Do you mean in terms of termination income or in terms of kind of just overall leasing activity?
Just overall leasing activity just because we don't have that much to do. We did an 189,000 square foot building in Denver. We did the 60,000 square foot property there in Blaine, Minnesota. So we're -- the team has done a great job in leasing the vacant space as well as renewing and extending existing tenants. We just don't have anything coming that's that large until near the end of the year.
Okay. And then on the disposition front can you remind us how big that bucket of single-story office is that's a potential disposition front can you remind us how big that bucket of single-story office is that's a potential disposition target for you all?
I cannot tell you the exact amount John, but I'll get that to you. The thing is we -- from the fourth quarter through the first quarter of this year, we sold $28 million worth of single-story office product. And the net gain was $6 million. I would think that going forward, I really am not too excited about selling more than maybe $15 million a year. And I would think that probably at least 2/3 of that would be the single-story office.

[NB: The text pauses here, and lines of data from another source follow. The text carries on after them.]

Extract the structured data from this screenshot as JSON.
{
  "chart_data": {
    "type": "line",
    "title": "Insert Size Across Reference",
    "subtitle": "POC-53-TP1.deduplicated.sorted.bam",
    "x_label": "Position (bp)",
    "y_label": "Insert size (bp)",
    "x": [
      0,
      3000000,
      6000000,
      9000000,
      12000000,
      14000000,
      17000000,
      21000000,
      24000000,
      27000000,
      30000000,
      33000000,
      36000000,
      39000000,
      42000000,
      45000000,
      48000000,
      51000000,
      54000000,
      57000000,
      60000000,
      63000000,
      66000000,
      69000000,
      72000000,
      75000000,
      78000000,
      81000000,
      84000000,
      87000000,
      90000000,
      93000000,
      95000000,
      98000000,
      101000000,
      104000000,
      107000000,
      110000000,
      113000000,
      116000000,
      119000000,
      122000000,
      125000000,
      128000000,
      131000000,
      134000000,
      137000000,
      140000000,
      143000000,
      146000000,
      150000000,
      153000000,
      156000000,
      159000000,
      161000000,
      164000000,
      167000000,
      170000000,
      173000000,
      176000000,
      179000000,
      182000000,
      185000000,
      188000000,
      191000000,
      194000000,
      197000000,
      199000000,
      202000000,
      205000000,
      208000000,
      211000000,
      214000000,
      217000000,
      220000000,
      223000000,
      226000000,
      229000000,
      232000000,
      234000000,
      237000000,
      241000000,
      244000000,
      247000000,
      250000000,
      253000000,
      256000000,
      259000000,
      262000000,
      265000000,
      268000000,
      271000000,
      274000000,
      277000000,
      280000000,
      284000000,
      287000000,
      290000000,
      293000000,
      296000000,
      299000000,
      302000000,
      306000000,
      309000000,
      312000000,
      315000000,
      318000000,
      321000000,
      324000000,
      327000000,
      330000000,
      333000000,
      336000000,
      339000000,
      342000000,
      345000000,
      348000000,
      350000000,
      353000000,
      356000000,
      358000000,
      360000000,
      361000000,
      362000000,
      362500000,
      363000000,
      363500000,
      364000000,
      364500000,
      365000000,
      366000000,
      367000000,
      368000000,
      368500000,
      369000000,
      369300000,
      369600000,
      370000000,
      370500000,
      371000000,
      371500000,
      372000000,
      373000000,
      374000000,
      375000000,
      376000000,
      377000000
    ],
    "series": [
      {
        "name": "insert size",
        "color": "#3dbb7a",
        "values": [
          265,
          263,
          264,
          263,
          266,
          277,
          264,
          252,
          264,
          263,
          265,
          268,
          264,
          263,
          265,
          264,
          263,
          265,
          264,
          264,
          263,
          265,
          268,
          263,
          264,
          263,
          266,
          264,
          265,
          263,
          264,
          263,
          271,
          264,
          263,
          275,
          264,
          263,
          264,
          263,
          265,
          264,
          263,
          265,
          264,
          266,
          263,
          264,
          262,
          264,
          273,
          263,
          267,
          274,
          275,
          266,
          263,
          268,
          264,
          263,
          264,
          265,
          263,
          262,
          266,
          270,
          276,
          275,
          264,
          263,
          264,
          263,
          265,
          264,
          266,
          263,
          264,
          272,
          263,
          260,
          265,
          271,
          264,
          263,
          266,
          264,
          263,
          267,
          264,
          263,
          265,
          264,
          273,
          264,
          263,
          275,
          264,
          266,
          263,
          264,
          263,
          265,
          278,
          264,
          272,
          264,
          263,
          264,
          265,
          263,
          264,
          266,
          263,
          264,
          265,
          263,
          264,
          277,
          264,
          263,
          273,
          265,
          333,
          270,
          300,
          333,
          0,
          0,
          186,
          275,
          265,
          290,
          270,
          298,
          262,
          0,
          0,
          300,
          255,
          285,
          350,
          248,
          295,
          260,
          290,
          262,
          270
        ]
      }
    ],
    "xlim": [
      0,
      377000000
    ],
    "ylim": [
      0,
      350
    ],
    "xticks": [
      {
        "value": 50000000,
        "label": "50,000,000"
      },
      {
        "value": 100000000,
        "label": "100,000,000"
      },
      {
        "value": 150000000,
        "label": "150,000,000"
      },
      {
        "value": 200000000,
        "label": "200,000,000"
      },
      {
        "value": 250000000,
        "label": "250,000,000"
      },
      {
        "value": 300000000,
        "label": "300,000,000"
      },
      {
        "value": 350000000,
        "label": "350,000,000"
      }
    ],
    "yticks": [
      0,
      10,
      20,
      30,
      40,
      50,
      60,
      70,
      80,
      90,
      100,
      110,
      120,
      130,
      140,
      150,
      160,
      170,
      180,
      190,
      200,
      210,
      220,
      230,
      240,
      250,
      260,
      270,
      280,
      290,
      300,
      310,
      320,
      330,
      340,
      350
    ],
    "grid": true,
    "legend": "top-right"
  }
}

And I guess the other 1/3 is that just kind of in noncore markets, or is that reverse inquiries? Are you seeing some cap rate compression on some industrial assets?
It's probably going to be exiting noncore markets potentially leaving what are more of our retail properties and disposing of that. And then we have a medical facility in Houston very small that we would probably sell that as well. But it's going to be focused still on really the single-story office properties.
That’s it for me. Thank you all very much.
John and others on the phone when Bob says he'll get you the information, what he'll do is put it on the website under questions and answers, so that everybody who's listening plus anybody else who wants to see that information. I don't think either of the two questions that we're going to answer are going to be so material to move the shares. But I know it places in your models that you like to put those kind of things. So we'll get that to you this week and you can go from there. Operator would you come on and let's have number 5.
At this time, Mr. Gladstone, there are no additional questions.
Well that said we like questions but -- it would be much more fun if we could answer some more questions for you, but since nobody wants to hear from us we'll see you next quarter. Thank you for calling in and that's the end of it.
Thank you everyone. This will conclude today's conference. You may disconnect your lines at this time. Thank you for your participation.